Get more detail in our how-to guide: How to Empty an Ostomy Pouch

Caring for Your Peristomal Skin

Maintaining the skin around your stoma is crucial to living well with an ostomy. When the peristomal skin is healthy and intact, it’s easier to ensure a leakproof seal with your pouching system.

The output from a colostomy or ileostomy can damage the peristomal skin, if it leaks under the skin barrier. Frequent barrier changes also can damage the skin — this is called “skin stripping.” To prevent peristomal skin problems:


  • Clean the peristomal skin every time you change your skin barrier, with water or with a gentle soap.
  • Don’t use lotions, oils, creams or other nonmedical products on the peristomal skin.
  • Always take time to inspect your peristomal skin. If you notice the beginning of a rash or other irritation, contact your WOC nurse or other healthcare provider.
  • Change your ostomy products if they’re causing irritation. Try a different pouching system, or a barrier ring instead of stoma paste.
  • Use the crusting technique to protect raw, weeping skin and allow it to heal.

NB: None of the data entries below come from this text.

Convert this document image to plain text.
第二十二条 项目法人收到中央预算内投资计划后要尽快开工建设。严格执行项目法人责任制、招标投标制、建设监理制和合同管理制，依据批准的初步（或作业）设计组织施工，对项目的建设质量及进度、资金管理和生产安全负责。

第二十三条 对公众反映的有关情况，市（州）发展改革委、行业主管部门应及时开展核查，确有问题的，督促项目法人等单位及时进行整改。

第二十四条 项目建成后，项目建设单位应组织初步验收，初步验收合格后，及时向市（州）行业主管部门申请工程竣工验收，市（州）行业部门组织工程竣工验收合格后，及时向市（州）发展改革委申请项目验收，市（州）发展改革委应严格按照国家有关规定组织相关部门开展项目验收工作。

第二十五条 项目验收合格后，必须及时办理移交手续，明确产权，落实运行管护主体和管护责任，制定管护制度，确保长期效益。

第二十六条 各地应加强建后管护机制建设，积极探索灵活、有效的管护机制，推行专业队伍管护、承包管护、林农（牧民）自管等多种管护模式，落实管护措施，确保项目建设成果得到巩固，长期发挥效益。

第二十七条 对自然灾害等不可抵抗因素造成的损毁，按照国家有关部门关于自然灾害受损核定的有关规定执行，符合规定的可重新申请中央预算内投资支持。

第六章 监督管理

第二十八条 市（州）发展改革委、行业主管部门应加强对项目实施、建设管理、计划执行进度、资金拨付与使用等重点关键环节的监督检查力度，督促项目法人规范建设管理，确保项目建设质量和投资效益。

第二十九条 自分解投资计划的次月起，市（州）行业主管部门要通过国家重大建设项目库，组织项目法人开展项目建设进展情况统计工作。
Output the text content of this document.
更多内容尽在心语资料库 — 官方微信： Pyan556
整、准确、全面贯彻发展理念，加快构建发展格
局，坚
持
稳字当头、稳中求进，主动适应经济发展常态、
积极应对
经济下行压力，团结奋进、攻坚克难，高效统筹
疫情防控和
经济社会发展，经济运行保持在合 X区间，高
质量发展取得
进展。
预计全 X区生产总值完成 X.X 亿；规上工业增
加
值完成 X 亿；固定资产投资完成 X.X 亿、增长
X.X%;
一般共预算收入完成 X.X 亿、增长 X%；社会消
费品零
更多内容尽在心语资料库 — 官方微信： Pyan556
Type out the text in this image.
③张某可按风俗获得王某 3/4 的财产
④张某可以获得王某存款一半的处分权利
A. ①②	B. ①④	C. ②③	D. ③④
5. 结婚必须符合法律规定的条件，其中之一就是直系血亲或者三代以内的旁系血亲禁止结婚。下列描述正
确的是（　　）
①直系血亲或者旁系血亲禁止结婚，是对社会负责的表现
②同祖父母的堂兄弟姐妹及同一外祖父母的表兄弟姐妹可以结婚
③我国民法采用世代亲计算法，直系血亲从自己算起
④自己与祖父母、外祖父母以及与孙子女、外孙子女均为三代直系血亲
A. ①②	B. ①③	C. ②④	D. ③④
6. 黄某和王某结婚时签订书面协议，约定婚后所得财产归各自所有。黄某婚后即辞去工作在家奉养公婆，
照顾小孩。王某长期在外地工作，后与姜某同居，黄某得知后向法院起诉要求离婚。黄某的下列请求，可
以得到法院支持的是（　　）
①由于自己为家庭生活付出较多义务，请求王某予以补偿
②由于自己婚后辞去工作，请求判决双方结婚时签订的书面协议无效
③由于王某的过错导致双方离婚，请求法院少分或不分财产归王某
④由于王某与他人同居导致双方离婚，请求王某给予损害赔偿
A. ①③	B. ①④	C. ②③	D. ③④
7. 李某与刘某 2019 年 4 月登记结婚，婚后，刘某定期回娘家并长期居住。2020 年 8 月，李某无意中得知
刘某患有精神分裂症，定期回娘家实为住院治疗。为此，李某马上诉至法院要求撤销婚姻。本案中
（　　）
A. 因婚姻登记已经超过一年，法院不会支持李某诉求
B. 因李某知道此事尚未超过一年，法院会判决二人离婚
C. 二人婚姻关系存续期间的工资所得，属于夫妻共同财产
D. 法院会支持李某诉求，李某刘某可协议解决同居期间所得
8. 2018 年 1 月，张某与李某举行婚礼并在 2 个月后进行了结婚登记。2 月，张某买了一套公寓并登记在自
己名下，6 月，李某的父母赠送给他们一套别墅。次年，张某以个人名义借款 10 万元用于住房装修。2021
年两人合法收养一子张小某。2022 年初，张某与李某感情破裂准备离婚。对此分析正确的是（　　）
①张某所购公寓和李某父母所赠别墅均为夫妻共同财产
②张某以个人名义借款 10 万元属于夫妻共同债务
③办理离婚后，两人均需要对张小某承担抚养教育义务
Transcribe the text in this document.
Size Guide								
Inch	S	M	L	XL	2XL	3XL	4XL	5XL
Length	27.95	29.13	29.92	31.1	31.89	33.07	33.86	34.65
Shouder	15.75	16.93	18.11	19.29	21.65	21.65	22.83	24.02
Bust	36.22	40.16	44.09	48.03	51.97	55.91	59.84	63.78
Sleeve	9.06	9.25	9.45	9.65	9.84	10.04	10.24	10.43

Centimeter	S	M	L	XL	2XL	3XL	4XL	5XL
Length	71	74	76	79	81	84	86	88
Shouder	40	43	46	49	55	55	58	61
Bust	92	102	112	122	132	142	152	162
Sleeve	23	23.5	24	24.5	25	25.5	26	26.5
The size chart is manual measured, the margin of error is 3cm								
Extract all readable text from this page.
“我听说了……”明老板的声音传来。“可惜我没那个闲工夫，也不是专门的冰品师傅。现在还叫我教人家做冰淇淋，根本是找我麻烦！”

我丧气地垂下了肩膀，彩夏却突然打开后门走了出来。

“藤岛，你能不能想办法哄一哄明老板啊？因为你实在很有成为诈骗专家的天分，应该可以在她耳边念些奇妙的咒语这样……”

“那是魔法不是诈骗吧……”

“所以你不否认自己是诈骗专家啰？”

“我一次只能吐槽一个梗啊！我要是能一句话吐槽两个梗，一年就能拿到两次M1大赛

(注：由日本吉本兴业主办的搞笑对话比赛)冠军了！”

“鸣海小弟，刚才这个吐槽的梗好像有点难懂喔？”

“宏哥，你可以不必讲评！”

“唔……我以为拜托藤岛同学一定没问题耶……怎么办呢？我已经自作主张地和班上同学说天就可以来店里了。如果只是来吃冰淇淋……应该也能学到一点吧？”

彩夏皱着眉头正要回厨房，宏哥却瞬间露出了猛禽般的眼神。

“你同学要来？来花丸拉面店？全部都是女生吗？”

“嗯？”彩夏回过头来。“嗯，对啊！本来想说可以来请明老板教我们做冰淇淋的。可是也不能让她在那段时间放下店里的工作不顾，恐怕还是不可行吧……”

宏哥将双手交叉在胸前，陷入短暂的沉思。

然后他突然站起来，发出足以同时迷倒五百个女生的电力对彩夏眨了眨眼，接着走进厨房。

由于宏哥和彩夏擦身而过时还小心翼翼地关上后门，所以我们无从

When to Call Your Healthcare Provider

If you notice a problem with your stoma or peristomal skin, or if you have a question, don’t hesitate to contact your healthcare support team. It’s always better to address an issue right away than to wait and see what happens.

Call your WOC nurse if you have minor skin irritation, or any questions or problems with pouching or leakage.

You should contact your healthcare provider right away if you notice:


  • A change in stoma color, from pink-red to purple, black or pale
  • The stoma appears dry
  • An increase or dramatic change in stoma size
  • The stoma retracting or elongating
  • Excessive bleeding from the stoma opening
  • Bleeding between the stoma and skin
  • Pain or sores on your peristomal skin
  • Unusual bulging around your stoma
  • A strong odor from the stoma
  • Urine that’s bloody or foul-smelling
  • An absence of bowel movements for more than 2 days
  • You’re feeling dizzy or lightheaded
  • Any unusual abdominal pain or continuous nausea and vomiting


You should call 911 or go to the emergency room if you notice rapid or dramatic changes in stoma color, or if you’re experiencing symptoms of severe cellulitis, such as high fever, chills, vomiting, and areas of skin that are red, hard, swollen, hot or painful.